Un parti « social-démocrate » ?

Le document préparé par le PS pour sa prochaine convention sur l’Europe a pris l’apparence d’une attaque contre la politique de Mme Merkel en Allemagne. Mais un débat s’est invité dans le débat ! Le PS a ouvertement rompu avec ses propres règles de démocratie interne : sa direction refuse le droit d’expression à son aile gauche [1]. Dans l’expression « social-démocrate », qu’il revendique, nous avons deux mensonges pour le prix d’un : le PS n’est plus un parti « social », dans la mesure où il accepte tous les reniements ; et il n’est certainement plus un parti « démocrate » car, pour faire accepter ces reniements, il doit renoncer à la démocratie dans ses propres rangs. Ayant fait les frais des pratiques de ce parti dans le passé, je n’en suis nullement surpris. Je suis en revanche étonné que d’aucuns puissent encore l’être.

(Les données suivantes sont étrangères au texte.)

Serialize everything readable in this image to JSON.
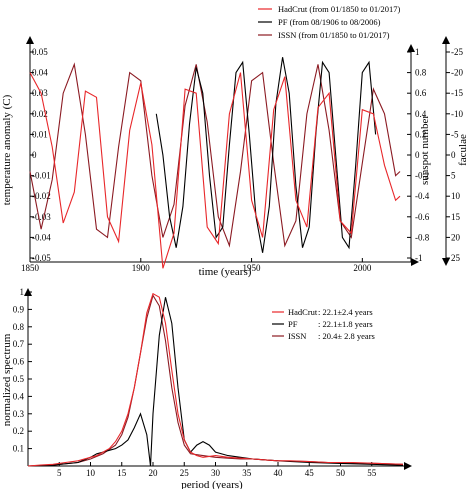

Revenons au principal du débat, ou à ce qu’il devrait être. Le texte initial de la majorité du PS stigmatisait fortement l’Allemagne et Mme Merkel. Suite à une intervention de l’Elysée et de Matignon, c’est une version affadie qui a en définitive été adoptée. On jugera sur pièces. Pour autant, la proposition de l’aile gauche du PS, n’est pas, elle non plus, précise. Elle propose un « traité social européen », une « suspension du pacte de stabilité », un « plan de relance » à l’échelle européenne et le refinancement massif des dettes publiques par la Banque centrale européenne (BCE).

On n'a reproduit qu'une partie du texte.